Right now in my life my main focus is on school and my mental health. I don't really have room for a relationship. I just couldn't deal with that drama. Don't worry, I get my drama fix from reality TV. Sleeping alone isn't my favorite thing. I miss laying in bed with a boyfriend and just talking until I drift off to sleep. Sometimes in life you have to give up things. Right now for me that is having a boyfriend.
Health and school are my #1 priorities. I can't let myself slip into a relationship and begin to drift away from my life goals right now. I never finish anything I start, but this time I want to. Online school is COMPLETELY different than going to school on campus. You have to learn self discipline and you have to keep to a schedule or you'll fall behind. I tried the whole relationship thing last summer while I was doing school and it showed. My grades were suffering because I was trying to be there for my boyfriend and give him the time he wanted and I would just blow off certain assignments.

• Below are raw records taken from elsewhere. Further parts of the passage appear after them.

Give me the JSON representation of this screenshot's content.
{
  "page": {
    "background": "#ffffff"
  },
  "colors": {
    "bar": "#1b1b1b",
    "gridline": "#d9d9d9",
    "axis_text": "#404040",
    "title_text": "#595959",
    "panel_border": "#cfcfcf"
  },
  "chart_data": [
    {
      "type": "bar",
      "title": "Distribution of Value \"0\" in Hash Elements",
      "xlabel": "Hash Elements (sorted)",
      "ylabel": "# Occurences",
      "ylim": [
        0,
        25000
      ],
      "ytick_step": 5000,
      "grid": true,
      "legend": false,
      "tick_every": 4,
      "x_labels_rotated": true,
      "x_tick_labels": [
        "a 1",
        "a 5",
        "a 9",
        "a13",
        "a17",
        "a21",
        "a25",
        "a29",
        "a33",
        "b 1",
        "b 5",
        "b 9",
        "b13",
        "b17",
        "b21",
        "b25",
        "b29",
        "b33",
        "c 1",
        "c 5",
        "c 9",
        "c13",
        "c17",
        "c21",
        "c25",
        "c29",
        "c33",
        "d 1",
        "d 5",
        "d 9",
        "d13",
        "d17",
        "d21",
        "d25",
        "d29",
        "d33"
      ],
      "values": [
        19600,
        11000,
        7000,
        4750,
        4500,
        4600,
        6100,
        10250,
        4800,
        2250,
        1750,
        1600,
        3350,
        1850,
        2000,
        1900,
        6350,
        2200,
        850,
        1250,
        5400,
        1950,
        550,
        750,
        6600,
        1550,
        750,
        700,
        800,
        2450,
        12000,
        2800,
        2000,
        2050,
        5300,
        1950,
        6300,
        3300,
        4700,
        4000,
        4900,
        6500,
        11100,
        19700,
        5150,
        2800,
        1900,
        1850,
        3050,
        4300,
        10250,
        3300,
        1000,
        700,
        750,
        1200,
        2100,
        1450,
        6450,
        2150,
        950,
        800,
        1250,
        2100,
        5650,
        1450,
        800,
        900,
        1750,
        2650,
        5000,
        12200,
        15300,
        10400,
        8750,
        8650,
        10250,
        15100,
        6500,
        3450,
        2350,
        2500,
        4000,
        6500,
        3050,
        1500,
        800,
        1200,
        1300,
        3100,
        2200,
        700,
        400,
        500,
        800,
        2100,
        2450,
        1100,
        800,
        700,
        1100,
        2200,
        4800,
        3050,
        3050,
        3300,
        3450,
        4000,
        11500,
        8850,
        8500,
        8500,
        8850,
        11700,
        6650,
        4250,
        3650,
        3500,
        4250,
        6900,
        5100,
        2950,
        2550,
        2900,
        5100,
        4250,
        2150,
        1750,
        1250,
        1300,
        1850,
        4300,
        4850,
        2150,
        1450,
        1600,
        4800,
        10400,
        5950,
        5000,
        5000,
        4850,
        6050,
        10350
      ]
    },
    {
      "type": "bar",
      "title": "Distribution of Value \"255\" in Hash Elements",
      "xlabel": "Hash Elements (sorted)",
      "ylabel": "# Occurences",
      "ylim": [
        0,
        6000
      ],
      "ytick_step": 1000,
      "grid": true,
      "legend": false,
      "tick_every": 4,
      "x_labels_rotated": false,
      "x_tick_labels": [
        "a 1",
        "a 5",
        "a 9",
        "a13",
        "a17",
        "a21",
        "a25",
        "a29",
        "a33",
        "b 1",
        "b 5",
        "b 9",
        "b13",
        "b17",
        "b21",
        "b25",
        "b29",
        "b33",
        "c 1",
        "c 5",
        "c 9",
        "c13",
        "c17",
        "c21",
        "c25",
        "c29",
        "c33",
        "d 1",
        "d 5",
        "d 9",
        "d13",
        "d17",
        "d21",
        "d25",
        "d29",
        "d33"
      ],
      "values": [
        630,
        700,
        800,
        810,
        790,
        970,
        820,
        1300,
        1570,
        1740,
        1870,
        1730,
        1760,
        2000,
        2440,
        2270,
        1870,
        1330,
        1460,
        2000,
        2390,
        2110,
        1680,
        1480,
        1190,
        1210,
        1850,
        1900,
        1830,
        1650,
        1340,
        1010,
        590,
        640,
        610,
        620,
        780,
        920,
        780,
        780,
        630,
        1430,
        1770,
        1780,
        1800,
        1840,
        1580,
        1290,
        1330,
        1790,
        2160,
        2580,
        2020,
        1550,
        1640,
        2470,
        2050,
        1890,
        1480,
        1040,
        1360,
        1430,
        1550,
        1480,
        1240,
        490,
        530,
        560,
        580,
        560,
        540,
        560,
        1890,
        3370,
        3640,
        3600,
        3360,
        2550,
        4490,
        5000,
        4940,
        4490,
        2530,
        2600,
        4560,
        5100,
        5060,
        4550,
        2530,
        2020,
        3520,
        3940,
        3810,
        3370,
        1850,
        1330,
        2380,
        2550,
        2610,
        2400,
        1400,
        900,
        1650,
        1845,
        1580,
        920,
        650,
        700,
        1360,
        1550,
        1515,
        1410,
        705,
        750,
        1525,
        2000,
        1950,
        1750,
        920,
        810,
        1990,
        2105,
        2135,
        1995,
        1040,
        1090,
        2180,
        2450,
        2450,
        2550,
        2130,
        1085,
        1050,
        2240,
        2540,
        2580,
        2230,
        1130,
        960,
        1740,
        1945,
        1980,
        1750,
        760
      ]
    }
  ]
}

In life you don't always get what you want. I want a relationship but I know I need to finish school. I've never gotten anything I wanted out of life besides an amazing family. I wasn't born with a silver spoon and I love that. My family have taught me that you have to work hard for what you want. That you may have to give up something you really want in order to get something you need. Some families don't have this distilled in them. I'm fortunate enough to have two very strong parents who have been through hell and back to provide for their family.
In the future I know I will find my soul mate. As for right now, I'm going to make sure I'm ready for that day.